Avoiding the pitfalls of migrating into more heavyweight repertoire such as Italian bel canto opera or Wagnerian music drama, she instead moved in time to operetta and comic roles, where her sense of wit, impeccable timing and gift for self-parody made her a natural. Her gifts as a comedienne were evident in her singular performances of La Belle Hélène and The Merry Widow, to the surprise and delight of her fans. She also excelled in such roles as an achingly tender Anne Trulove in Stravinsky’s The Rake’s Progress (in the celebrated Glyndebourne production featuring designs by David Hockney).

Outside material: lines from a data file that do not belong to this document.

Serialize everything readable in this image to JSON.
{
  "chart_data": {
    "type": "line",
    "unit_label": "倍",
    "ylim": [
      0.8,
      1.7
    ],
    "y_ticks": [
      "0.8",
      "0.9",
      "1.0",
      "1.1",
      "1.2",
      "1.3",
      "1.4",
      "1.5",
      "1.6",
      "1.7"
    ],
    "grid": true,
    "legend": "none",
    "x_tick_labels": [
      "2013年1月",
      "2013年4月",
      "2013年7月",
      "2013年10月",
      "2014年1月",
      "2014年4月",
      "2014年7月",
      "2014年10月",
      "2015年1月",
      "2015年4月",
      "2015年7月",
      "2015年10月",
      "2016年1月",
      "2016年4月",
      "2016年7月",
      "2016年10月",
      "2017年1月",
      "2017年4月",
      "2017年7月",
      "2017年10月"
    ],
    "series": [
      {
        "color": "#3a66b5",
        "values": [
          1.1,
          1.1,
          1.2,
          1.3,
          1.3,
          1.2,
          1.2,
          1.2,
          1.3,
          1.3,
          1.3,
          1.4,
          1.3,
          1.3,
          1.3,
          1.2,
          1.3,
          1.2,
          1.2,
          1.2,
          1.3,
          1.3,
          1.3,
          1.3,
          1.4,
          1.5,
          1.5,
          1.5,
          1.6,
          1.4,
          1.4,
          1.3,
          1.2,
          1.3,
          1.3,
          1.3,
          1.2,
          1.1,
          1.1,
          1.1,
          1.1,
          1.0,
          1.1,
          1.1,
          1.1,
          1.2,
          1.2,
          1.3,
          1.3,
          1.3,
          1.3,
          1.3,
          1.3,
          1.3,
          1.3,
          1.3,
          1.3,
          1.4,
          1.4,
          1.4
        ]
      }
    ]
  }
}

She was a familiar figure in Seaford, East Sussex, close to her beloved Glyndebourne, where she made her home with her actor husband, Gabriel Woolf. In the street, she cut an unmistakable figure: tall, slender, friendly and always elegantly poised yet unassuming, without hauteur but every inch a dame (which honour duly came along in 1996). Over some four decades she was the ‘darling of Glyndebourne’, appearing in every season there between 1976 and 1990. She inspired new generations of singers through masterclasses and competitions, and even after stepping back from fully-sung roles she found new life in the spoken-word repertoire. As well as her damehood, she was a recipient of the French Légion d’honneur and the title of Bayerische Kammersängerin at the Bavarian State Opera.

From Strauss and Stravinsky to Poulenc’s La Voix humaine and Fiordiligi in Mackerras’s underrated yet immensely stylish Così fan tutte (Telarc), Felicity Lott’s operatic recordings are selective but all treasurable. Yet her artistry is arguably heard at its most distilled in the genre of song, whether in the lieder of Schubert and Strauss, the mélodies of Poulenc and Hahn, or her welcome ventures into the English song repertoire. To all these and more she brought a combination of idiomatic stylishness, intelligence and an almost conversational intimacy and tenderness.

Felicity Lott’s announcement, on her 79th birthday and just days before her death on 15 May, of her terminal cancer diagnosis was expressed with characteristic grace and candour. She is survived by her husband, and by their daughter Emily. Her voice lives on in the memories of her friends, colleagues and legions of fans, as well as in her recordings, a precious and radiant legacy from one of the great lyric sopranos of the late 20th and early 21st centuries.